Time has numbed the ache of that moment, but I remember feeling the loss of them, both at once. It ran deep in me, through that scar and into my veins and right up to my mouth, so that when I spotted the familiar green Nyquil bottle behind the toilet brush, I reached for it, remembering how many times my mother gave it to me before bed, sick or not, to make me sleep. I took a swig and coolness lifted off my tongue, tiny moths taking flight. I felt the menthol spill into emptied-out nooks around my heart. I took another drink and brought the bottle with me to the kitchen.

I slathered a piece of white bread with butter and sugar, then went back to that wedding picture. Those people, though decades younger, bore some resemblance to my grandparents. But something in the picture, if only around the edges—a possibility—didn’t last in the real world. If there had been love between them, as the neglected snapshot hanging there seemed to imply, it was gone like the rent money, the better job, gone like their dead daughter.
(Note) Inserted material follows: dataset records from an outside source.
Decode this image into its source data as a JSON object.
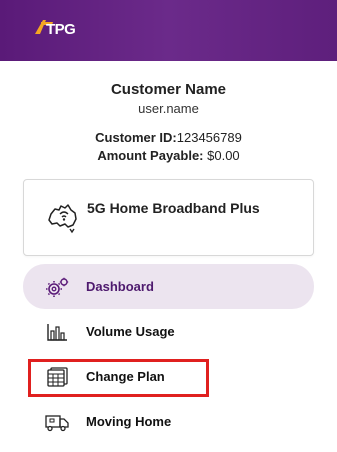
{
  "header": {
    "logo_text": "TPG",
    "brand_colors": {
      "header_bg": "#5e1f7c",
      "logo_accent": "#f5a623"
    }
  },
  "customer": {
    "name": "Customer Name",
    "username": "user.name",
    "id_label": "Customer ID:",
    "id_value": "123456789",
    "amount_label": "Amount Payable:",
    "amount_value": " $0.00"
  },
  "plan": {
    "icon": "australia-map-wifi-icon",
    "title": "5G Home Broadband Plus"
  },
  "nav": {
    "items": [
      {
        "label": "Dashboard",
        "icon": "gears-icon",
        "active": true
      },
      {
        "label": "Volume Usage",
        "icon": "bar-chart-icon",
        "active": false
      },
      {
        "label": "Change Plan",
        "icon": "plan-cards-icon",
        "active": false
      },
      {
        "label": "Moving Home",
        "icon": "moving-truck-icon",
        "active": false
      }
    ]
  },
  "colors": {
    "active_item_bg": "#ece4ef",
    "active_text": "#4e1a6e",
    "highlight_border": "#e0201f"
  }
}
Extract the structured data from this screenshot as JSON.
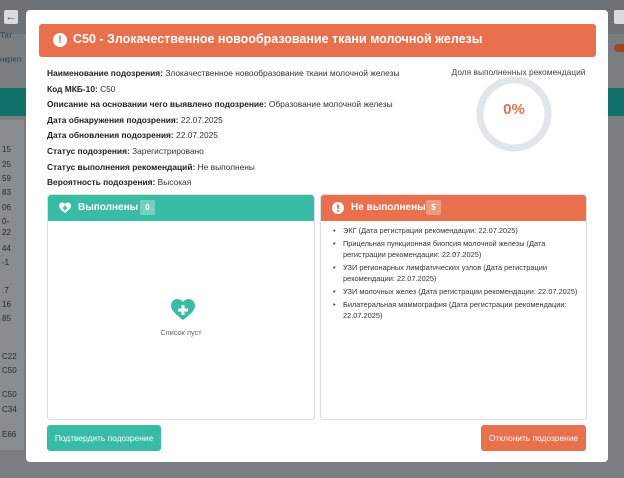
{
  "background": {
    "back_arrow": "←",
    "left_text": "Тат",
    "left_text2": "нкреп",
    "numbers": [
      "15",
      "25",
      "59",
      "83",
      "06",
      "0-",
      "22",
      "44",
      "-1",
      ".7",
      "16",
      "85",
      "C22",
      "C50",
      "C50",
      "C34",
      "E66"
    ]
  },
  "modal": {
    "alert_icon": "!",
    "title": "C50 - Злокачественное новообразование ткани молочной железы",
    "info": [
      {
        "label": "Наименование подозрения:",
        "value": "Злокачественное новообразование ткани молочной железы"
      },
      {
        "label": "Код МКБ-10:",
        "value": "C50"
      },
      {
        "label": "Описание на основании чего выявлено подозрение:",
        "value": "Образование молочной железы"
      },
      {
        "label": "Дата обнаружения подозрения:",
        "value": "22.07.2025"
      },
      {
        "label": "Дата обновления подозрения:",
        "value": "22.07.2025"
      },
      {
        "label": "Статус подозрения:",
        "value": "Зарегистрировано"
      },
      {
        "label": "Статус выполнения рекомендаций:",
        "value": "Не выполнены"
      },
      {
        "label": "Вероятность подозрения:",
        "value": "Высокая"
      }
    ],
    "progress": {
      "title": "Доля выполненных рекомендаций",
      "value_text": "0%",
      "value": 0
    },
    "completed": {
      "label": "Выполнены",
      "count": "0",
      "empty_text": "Список пуст"
    },
    "not_completed": {
      "label": "Не выполнены",
      "count": "5",
      "items": [
        "ЭКГ (Дата регистрации рекомендации: 22.07.2025)",
        "Прицельная пункционная биопсия молочной железы (Дата регистрации рекомендации: 22.07.2025)",
        "УЗИ регионарных лимфатических узлов (Дата регистрации рекомендации: 22.07.2025)",
        "УЗИ молочных желез (Дата регистрации рекомендации: 22.07.2025)",
        "Билатеральная маммография (Дата регистрации рекомендации: 22.07.2025)"
      ]
    },
    "buttons": {
      "confirm": "Подтвердить подозрение",
      "reject": "Отклонить подозрение"
    }
  },
  "colors": {
    "accent_orange": "#e8704d",
    "accent_teal": "#38bca6"
  }
}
I would come to know the cold of my grandparents’ house and felt it that first day. I turned up the thermostat until I heard the click and smelled dusty heat from the baseboards. When I returned to the bathroom, my intention was to put the medicine bottle back under the sink. But I was so cold.

The room was dim and dinky, one bare bulb lit, the other burned out. The tub was surrounded by a striped shower curtain that hung from an aluminum bar suspended from the ceiling. The tile, the tub, the sink, all of it had once been white. But a yellow and gray layer of age and grime had built up that the dim light couldn’t disguise. I leaned over the tub and plugged the rust-stained drain, careful not to touch my bare stomach on the chipped porcelain. The pipes clanged as water, hot as I could stand it, gushed into the tub. I took another swig and climbed in, letting the water scald every inch of me until only my head was dry. I took the bar of soap from the wire dish in the corner and rubbed my skin until I could hardly feel it anymore. Then my pink body disappeared in the murk of bathwater. My father had told me that if you put a frog in a pot of water and boil it, the frog won’t jump out. “It’ll sit in that pot and stare at you while you cook it alive,” he’d said. But if you tried to put a frog in a pot of boiling water, he’d jump right out to save his own skin. I couldn’t save my mother. Could I save myself?